Making ‘the call’ no easy decision

A winter storm affecting the Middle Tennessee area resulted in the cancellation of classes Feb. 16-17. (John Russell/Vanderbilt)

It was a hot seat to be in for such a cold day. Vanderbilt Provost Susan Wente, just seven months into the job, had to decide whether the university would cancel classes in response to an ice and snow storm descending on Middle Tennessee.

Wente (Vanderbilt University)

“I most definitely heard the stories of those who recalled times of greater snow accumulation wherein classes were held,” said Wente, who ultimately canceled classes Feb. 16 and 17 after precipitation and low temperatures made Nashville and the Vanderbilt campus into a gigantic ice rink.

“However, we have to consider that our demographics and the spread of the metropolitan area have changed much in the past decades,” she said. “Though we have a residential campus for undergraduates, many of our professional and graduate students do not live within walking distance of campus. The same is true for faculty and staff.”

According to the Vanderbilt Sustainability and Environmental Management Office, the average one-way commute to Vanderbilt is 26 miles.

“I myself walked in and out on Monday, Tuesday and Wednesday,” Wente said. “But I live only about 1.5 miles from my office and I have lots of personal experience with severe winter weather from growing up in Iowa.”

Wente did not contemplate alone. Vanderbilt Police, Campus Dining, News and Communications, Human Resources, Plant Operations and others offered perspective. Eric Kopstain, vice chancellor for administration, helped Wente balance all the opinions.

Kopstain (Vanderbilt University)

“My view is always to try to have a systematic approach to decisions,” Kopstain said. “With weather, it’s hard to be systematic. For me, safety and security are paramount. I’d much rather defend closing classes than defend really bad things that happen to people because we didn’t.”

Other factors in the decision to cancel classes included Tennessee declaring a state of emergency Feb. 17, Nashville Mayor Karl Dean requesting that all nonessential travel be suspended, and the suspension of public transportation in Nashville.

Some long-scheduled activities went forward on campus.

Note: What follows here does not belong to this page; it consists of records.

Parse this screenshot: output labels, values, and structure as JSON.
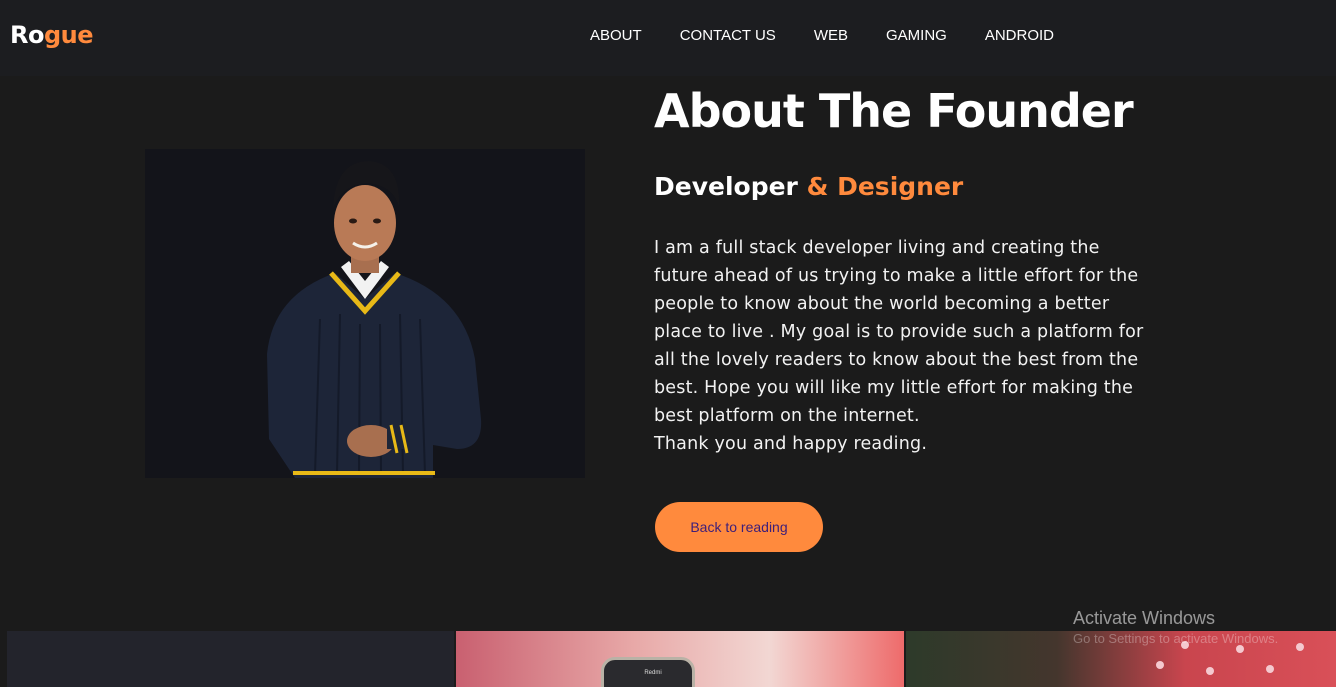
{
  "header": {
    "logo_part1": "Ro",
    "logo_part2": "gue",
    "nav": [
      "ABOUT",
      "CONTACT US",
      "WEB",
      "GAMING",
      "ANDROID"
    ]
  },
  "about": {
    "title": "About The Founder",
    "subtitle_part1": "Developer",
    "subtitle_part2": " & Designer",
    "bio": "I am a full stack developer living and creating the\nfuture ahead of us trying to make a little effort for the\npeople to know about the world becoming a better\nplace to live . My goal is to provide such a platform for\nall the lovely readers to know about the best from the\nbest. Hope you will like my little effort for making the\nbest platform on the internet.\nThank you and happy reading.",
    "cta_label": "Back to reading"
  },
  "cards": {
    "phone_text": "Redmi"
  },
  "watermark": {
    "title": "Activate Windows",
    "subtitle": "Go to Settings to activate Windows."
  },
  "colors": {
    "accent": "#ff8a3d",
    "background": "#1b1b1b",
    "navbar": "#1c1d20",
    "cta_text": "#3c1e7a"
  },
  "icons": [
    "founder-portrait"
  ]
}
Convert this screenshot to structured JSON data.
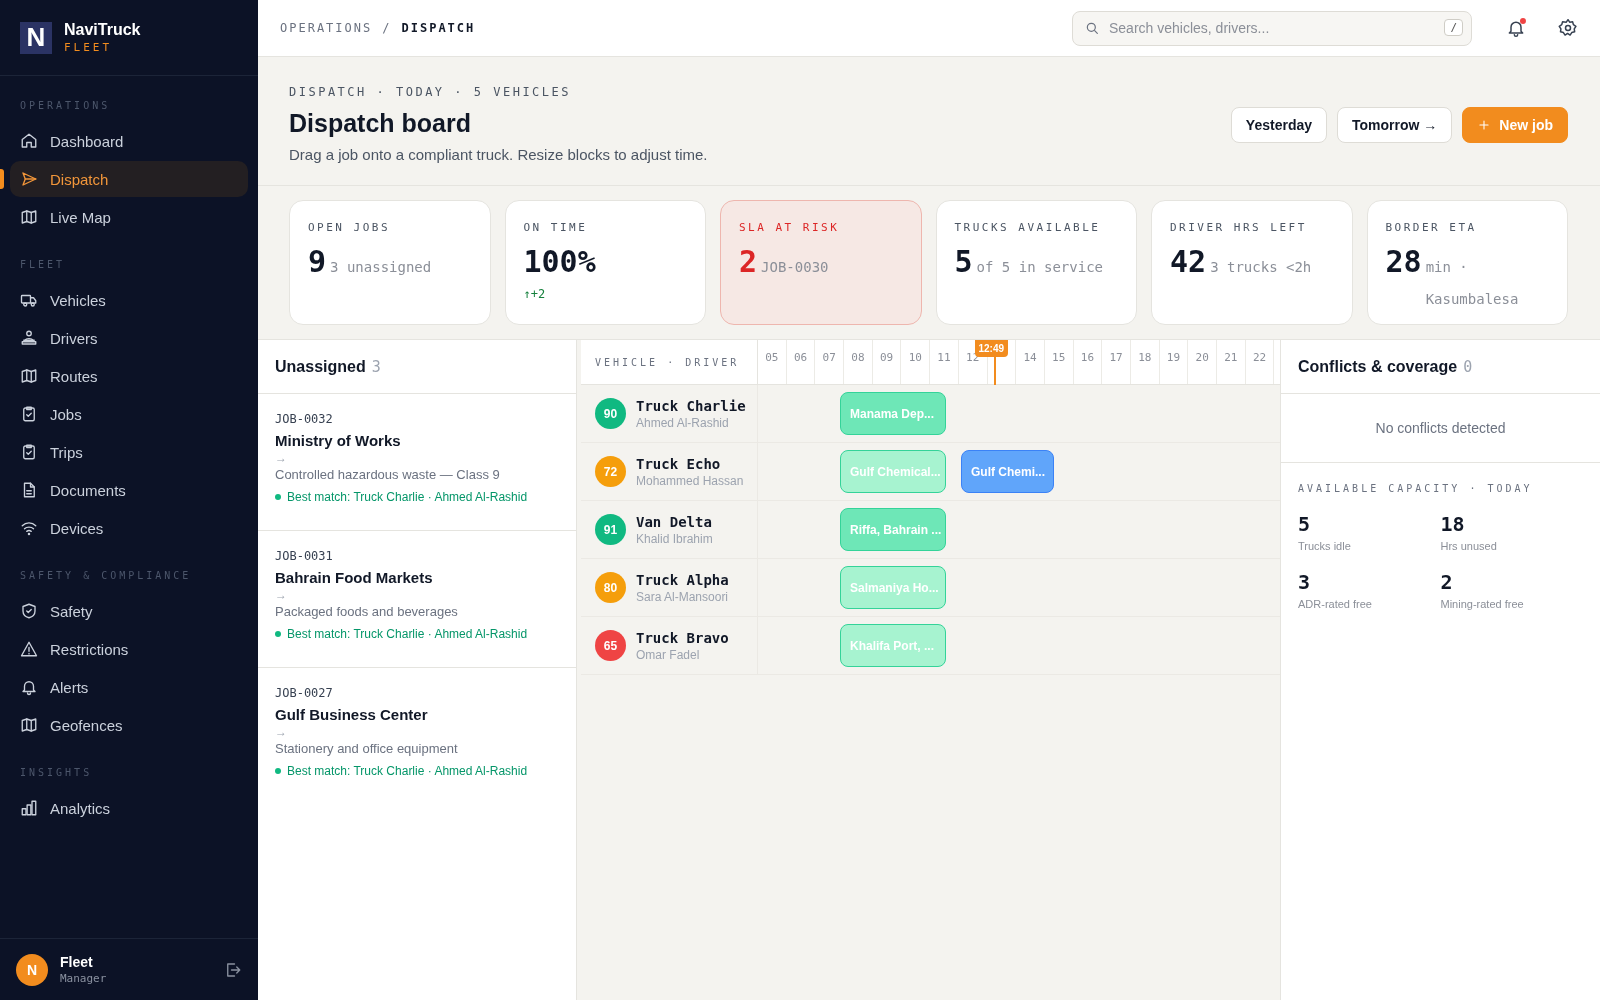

“We had staff staying here to be sure that dining services was providing for the students,” Wente said. “We had high school seniors here on Tuesday morning for their Ingram Scholars interviews, and the faculty, students and staff who were interviewing and hosting them were here around the clock to take care of them.”

As conditions improved, Wente made the decision to resume classes on Wednesday, Feb. 18, but left individual professors empowered to make their own decisions to delay their classes further if they felt it necessary.

“We resumed classes more quickly than most other places because we’re a residential college,” Kopstain said. “Most students here want to continue to learn. If they’re stuck on campus with no classes, they get stir crazy.”

The experience left Wente impressed with the grit of many on campus.

“I witnessed firsthand how devoted our faculty and staff are to our students and our educational mission,” Wente said. “It was an incredibly difficult storm to clean up, and our campus staff worked long hours, non-stop, to do their very best.”